Should Philadelphia keep its tax break for homeowners, even though it will drive up the property-tax rate? Or should it have the lowest tax rate possible?
That’s one of the questions City Council must wrestle with as it works out the details of Mayor Michael Nutter’s property-tax overhaul, known as the Actual Value Initiative.
Councilman Bill Green introduced a bill last week to toss out the homestead exemption, which excuses homeowners from paying property taxes on a portion of their home’s value.
He’s worried about its effect on businesses and property owners in trendy neighborhoods.
“It gives a whole lot of people, a couple hundred thousand people, a teeny tax break that everybody else has to pay for with a much higher rate,” Green says. “The increase in taxes is passed through to commercial tenants, and people whose leases are coming up look for excuses to leave.”
Councilman W. Wilson Goode Jr., on the other hand, supports the homestead exemption.
He points out that AVI is expected to shift the property-tax burden from business and industrial property owners to homeowners. A homestead exemption would help move part of the burden back to businesses, since they don’t qualify for the break.
“The average taxpayer with a home with average or median value would gain from a homestead exemption,” Goode says. “If you’re not trying to benefit the average taxpayer, who are you trying to benefit?”
Council has already passed a homestead exemption. It is worth $30,000 or less, depending on the median assessment of homes that get the break.
But the Council President’s office says this amount was a “placeholder” that will now be reexamined.
That could make a big difference for homeowners.
For instance, say the city had a $30,000 exemption. Then a $150,000 house would only be taxed at a value of $120,000. Under a 1.4 percent rate, that means the homeowner would get a tax bill of $1,680. But with a $15,000 exemption, that same homeowner would get a bill of $1,890.
City officials estimate that the tax rate would be about 1.25 percent under a revenue-neutral package. With a $30,000 homestead exemption, they say it would be about 1.4 percent.
Mayoral spokesman Mark McDonald says Nutter will discuss whether he wants any tax-relief measures when he releases his proposed budget for next fiscal year.

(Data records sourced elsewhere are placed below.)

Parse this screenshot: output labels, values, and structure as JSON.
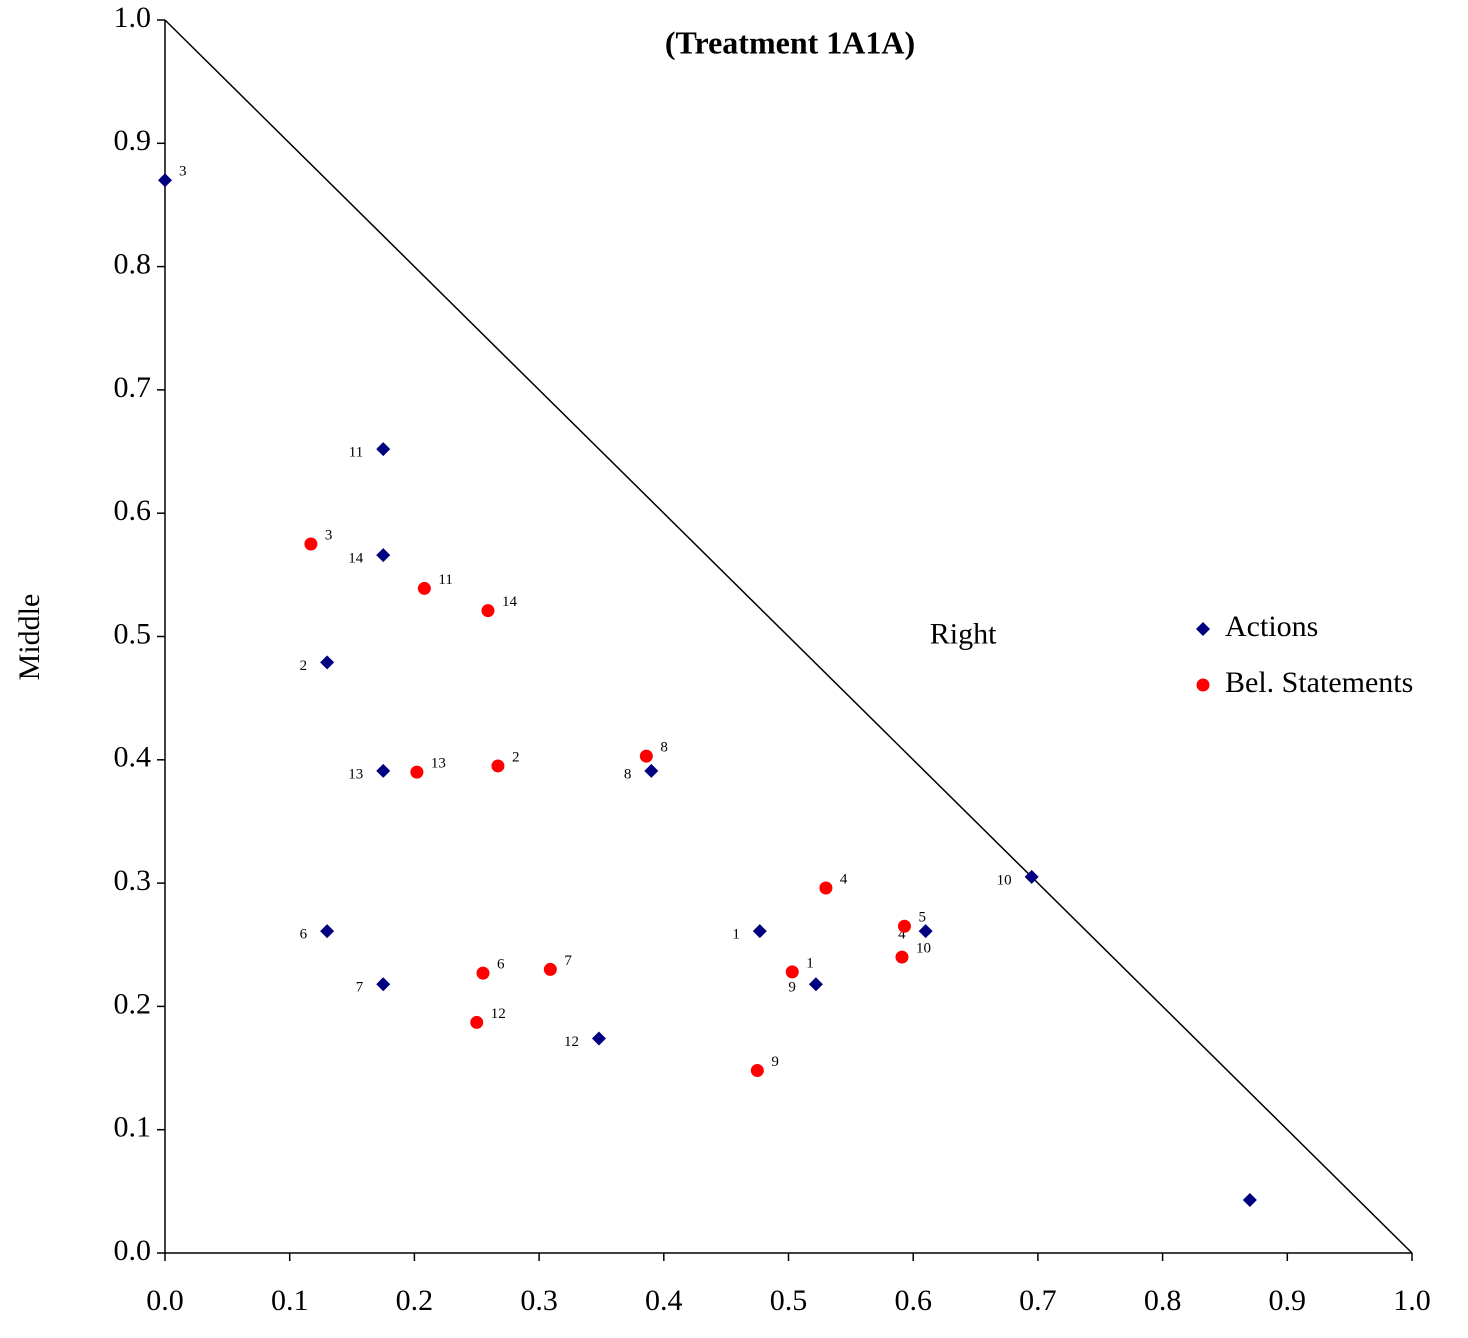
{
  "chart_data": {
    "type": "scatter",
    "title": "(Treatment 1A1A)",
    "y_label": "Middle",
    "annotations": [
      {
        "text": "Right",
        "x": 0.64,
        "y": 0.5
      }
    ],
    "xlim": [
      0,
      1
    ],
    "ylim": [
      0,
      1
    ],
    "xticks": [
      {
        "value": 0,
        "label": "0.0"
      },
      0.1,
      0.2,
      0.3,
      0.4,
      0.5,
      0.6,
      0.7,
      0.8,
      0.9,
      {
        "value": 1,
        "label": "1.0"
      }
    ],
    "yticks": [
      {
        "value": 0,
        "label": "0.0"
      },
      0.1,
      0.2,
      0.3,
      0.4,
      0.5,
      0.6,
      0.7,
      0.8,
      0.9,
      {
        "value": 1,
        "label": "1.0"
      }
    ],
    "legend": "right",
    "series": [
      {
        "name": "Actions",
        "color": "#000080",
        "marker": "diamond",
        "x": [
          0,
          0.175,
          0.175,
          0.13,
          0.175,
          0.39,
          0.695,
          0.13,
          0.175,
          0.477,
          0.61,
          0.522,
          0.348,
          0.87
        ],
        "values": [
          0.87,
          0.652,
          0.566,
          0.479,
          0.391,
          0.391,
          0.305,
          0.261,
          0.218,
          0.261,
          0.261,
          0.218,
          0.174,
          0.043
        ],
        "point_labels": [
          "3",
          "11",
          "14",
          "2",
          "13",
          "8",
          "10",
          "6",
          "7",
          "1",
          "4",
          "9",
          "12",
          null
        ]
      },
      {
        "name": "Bel. Statements",
        "color": "#ff0000",
        "marker": "circle",
        "x": [
          0.117,
          0.208,
          0.259,
          0.386,
          0.202,
          0.267,
          0.53,
          0.593,
          0.591,
          0.503,
          0.255,
          0.309,
          0.25,
          0.475
        ],
        "values": [
          0.575,
          0.539,
          0.521,
          0.403,
          0.39,
          0.395,
          0.296,
          0.265,
          0.24,
          0.228,
          0.227,
          0.23,
          0.187,
          0.148
        ],
        "point_labels": [
          "3",
          "11",
          "14",
          "8",
          "13",
          "2",
          "4",
          "5",
          "10",
          "1",
          "6",
          "7",
          "12",
          "9"
        ]
      }
    ]
  }
}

At this point, Green’s bill doesn’t appear to be popular among Council members.
Councilman Jim Kenney — Green’s lone co-sponsor on the bill last week — has since withdrawn support.
Council President Darrell Clarke also doesn’t back the bill. He says it’s premature to repeal any tax relief now, before the new reassessments have been released.
“Homestead could potentially be a very significant tool,” Clarke says. “I am supportive of having that tool in our box.”
This article has been updated to include more information about the homestead exemption.